NATIONAL BUREAU OF ECONOMIC RESEARCH
NATIONAL BUREAU OF ECONOMIC RESEARCH

The Cross-Section and Time-Series of Stock and Bond Returns

Ralph S.J. Koijen, Hanno Lustig, Stijn Van Nieuwerburgh

NBER Working Paper No. 15688
Issued in January 2010
NBER Program(s):   AP   EFG   ME

We propose an arbitrage-free stochastic discount factor (SDF) model that jointly prices the cross-section of returns on portfolios of stocks sorted on book-to-market dimension, the cross-section of government bonds sorted by maturity, the dynamics of bond yields, and time series variation in expected stock and bond returns.

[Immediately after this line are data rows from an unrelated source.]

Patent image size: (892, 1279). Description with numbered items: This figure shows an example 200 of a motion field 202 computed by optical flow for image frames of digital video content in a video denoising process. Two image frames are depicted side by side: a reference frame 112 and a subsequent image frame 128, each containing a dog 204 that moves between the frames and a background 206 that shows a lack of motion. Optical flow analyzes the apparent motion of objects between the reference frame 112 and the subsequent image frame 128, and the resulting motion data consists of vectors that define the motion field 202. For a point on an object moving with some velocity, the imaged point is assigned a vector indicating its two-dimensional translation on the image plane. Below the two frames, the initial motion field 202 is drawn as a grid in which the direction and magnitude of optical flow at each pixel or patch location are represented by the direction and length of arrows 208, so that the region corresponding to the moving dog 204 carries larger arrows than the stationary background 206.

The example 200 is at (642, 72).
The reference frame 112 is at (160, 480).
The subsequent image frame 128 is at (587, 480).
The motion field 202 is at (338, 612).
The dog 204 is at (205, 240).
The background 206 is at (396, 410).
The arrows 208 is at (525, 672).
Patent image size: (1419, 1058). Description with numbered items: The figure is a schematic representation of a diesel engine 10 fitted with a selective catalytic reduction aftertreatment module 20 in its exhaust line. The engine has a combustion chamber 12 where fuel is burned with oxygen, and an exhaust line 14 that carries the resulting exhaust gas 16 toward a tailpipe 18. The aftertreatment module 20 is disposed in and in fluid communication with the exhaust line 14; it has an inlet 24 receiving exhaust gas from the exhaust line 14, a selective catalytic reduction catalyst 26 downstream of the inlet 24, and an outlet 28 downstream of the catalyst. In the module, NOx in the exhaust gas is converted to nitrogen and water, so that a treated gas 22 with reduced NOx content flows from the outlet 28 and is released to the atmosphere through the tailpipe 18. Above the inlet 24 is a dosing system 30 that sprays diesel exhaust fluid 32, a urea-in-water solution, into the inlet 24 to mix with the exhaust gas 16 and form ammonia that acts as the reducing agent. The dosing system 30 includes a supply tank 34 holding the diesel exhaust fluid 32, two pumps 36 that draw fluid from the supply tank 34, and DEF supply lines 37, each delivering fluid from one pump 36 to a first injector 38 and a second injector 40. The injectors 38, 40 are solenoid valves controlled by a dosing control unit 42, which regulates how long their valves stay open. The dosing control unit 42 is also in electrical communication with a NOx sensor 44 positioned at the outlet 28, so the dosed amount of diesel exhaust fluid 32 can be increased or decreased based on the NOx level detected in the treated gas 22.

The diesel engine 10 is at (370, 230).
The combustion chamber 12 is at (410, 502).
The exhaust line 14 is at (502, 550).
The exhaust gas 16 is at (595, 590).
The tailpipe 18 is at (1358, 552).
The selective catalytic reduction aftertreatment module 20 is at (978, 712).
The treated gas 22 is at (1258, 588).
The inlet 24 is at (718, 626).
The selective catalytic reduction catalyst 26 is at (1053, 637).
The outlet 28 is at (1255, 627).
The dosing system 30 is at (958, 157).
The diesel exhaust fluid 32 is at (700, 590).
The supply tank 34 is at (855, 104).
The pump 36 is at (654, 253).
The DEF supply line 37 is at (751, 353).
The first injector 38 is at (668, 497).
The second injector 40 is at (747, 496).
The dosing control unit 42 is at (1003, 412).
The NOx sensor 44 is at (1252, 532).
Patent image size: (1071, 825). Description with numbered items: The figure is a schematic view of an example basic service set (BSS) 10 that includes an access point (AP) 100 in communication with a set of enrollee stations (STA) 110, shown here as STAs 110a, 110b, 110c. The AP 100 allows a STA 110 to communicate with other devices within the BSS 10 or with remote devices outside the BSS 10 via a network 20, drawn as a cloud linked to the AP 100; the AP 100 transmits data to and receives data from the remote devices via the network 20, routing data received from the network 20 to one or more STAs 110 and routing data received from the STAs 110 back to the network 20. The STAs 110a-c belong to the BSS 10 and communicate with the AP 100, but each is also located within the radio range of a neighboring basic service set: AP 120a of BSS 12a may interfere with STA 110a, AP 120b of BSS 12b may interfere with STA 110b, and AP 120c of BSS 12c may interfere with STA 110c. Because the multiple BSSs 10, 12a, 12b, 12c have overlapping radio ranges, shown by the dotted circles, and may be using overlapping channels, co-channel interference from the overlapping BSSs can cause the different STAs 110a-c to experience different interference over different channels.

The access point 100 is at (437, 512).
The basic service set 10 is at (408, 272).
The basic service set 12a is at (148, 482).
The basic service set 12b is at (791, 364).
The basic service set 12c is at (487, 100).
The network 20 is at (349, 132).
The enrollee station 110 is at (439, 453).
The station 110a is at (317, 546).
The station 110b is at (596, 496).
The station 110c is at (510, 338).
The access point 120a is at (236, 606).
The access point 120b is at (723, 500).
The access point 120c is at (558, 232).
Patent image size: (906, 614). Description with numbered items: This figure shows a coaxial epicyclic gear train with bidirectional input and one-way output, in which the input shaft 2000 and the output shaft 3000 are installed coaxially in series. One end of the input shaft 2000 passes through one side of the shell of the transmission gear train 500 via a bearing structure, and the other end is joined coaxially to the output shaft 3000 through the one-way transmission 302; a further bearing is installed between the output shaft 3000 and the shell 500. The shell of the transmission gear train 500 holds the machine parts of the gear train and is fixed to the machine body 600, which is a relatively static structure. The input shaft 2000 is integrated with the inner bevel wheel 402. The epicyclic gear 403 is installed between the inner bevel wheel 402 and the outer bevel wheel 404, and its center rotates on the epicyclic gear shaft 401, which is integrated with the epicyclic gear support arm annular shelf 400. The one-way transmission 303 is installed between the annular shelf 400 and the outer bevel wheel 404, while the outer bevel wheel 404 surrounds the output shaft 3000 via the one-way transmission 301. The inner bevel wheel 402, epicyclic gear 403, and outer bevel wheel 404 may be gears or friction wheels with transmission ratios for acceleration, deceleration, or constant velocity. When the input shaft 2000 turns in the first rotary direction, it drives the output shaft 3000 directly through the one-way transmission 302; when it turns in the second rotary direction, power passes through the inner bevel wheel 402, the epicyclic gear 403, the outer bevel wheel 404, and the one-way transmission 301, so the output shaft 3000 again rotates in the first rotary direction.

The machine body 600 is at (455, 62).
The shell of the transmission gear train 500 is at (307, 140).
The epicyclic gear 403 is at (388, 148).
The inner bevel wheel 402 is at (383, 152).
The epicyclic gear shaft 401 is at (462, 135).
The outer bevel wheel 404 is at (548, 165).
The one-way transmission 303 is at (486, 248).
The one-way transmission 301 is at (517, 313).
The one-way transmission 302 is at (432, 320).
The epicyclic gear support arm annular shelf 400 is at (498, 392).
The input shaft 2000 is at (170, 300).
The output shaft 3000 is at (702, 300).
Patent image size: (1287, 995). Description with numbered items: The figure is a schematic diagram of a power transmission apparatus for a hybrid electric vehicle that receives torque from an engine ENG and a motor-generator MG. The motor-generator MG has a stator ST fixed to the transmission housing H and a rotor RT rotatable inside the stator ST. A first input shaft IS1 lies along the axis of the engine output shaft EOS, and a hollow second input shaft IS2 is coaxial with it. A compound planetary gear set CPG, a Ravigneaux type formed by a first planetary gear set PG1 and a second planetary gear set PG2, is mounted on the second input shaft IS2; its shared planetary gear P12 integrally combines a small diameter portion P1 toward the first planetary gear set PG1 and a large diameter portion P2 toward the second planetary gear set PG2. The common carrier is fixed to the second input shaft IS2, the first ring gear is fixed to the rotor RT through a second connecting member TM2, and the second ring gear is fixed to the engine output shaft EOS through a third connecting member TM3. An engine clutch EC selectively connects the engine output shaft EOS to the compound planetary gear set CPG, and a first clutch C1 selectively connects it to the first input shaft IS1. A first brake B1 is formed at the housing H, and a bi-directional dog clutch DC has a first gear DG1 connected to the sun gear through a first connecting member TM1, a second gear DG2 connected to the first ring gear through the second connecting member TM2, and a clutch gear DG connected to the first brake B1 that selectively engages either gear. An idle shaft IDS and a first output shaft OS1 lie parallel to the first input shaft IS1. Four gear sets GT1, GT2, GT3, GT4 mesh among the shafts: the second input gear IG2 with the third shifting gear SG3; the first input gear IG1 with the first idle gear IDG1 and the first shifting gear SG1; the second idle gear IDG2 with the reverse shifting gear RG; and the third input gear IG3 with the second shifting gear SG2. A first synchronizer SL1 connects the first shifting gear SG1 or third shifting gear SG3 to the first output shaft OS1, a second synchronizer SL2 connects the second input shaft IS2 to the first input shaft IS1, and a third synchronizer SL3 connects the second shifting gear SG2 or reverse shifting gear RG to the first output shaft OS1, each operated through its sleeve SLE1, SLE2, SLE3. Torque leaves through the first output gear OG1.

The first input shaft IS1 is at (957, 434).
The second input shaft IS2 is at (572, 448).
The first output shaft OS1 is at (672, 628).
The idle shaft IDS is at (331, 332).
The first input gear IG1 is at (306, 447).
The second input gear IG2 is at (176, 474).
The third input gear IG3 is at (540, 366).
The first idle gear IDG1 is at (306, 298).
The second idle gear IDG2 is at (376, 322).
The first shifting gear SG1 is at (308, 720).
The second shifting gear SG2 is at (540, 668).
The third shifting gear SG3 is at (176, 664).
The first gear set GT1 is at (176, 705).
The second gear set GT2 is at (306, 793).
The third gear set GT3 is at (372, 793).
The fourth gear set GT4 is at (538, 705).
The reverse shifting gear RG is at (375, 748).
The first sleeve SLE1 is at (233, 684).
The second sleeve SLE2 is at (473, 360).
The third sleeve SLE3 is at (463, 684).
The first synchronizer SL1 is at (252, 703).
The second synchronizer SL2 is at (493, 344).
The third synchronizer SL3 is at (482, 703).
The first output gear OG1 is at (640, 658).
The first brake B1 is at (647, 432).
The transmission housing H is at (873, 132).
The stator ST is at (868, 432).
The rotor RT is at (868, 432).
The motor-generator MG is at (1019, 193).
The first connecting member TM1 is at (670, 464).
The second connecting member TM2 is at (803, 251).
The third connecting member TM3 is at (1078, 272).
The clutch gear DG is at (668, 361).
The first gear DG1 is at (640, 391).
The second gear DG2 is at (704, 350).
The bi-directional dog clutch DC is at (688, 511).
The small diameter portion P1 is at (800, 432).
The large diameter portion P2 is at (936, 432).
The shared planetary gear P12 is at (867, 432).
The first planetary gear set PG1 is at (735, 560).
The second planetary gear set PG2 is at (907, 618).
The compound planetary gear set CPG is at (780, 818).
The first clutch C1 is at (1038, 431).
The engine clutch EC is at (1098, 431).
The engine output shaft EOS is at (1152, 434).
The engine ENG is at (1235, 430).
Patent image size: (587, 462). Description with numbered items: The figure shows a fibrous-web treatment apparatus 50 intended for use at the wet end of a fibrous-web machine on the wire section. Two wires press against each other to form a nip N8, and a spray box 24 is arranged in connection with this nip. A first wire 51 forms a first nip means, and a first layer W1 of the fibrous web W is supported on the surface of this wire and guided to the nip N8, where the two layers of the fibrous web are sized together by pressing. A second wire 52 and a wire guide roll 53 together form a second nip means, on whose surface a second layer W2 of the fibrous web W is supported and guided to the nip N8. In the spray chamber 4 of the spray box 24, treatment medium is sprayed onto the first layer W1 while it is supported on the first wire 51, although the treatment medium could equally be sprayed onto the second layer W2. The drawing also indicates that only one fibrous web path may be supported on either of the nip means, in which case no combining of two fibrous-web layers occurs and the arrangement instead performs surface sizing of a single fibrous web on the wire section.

Its pricing factors are motivated by a decomposition of the pricing kernel into a permanent and a transitory component. Shocks to the transitory component govern the level of the term structure of interest rates and price the cross-section of bond returns. Shocks to the permanent component govern the dividend yield and price the average equity returns. Third, shocks to the relative contribution of the transitory component to the conditional variance of the SDF govern the Cochrane-Piazzesi (2005, CP) factor, a strong predictor of future bond returns. These shocks price the cross-section of book-to-market sorted stock portfolios. Because the CP factor is a strong predictor of economic activity one- to two-years ahead, positive shocks to CP signal improving economic conditions, leading to a positive price of risk. Value stocks are riskier and carry a return premium because they are more exposed to such shocks.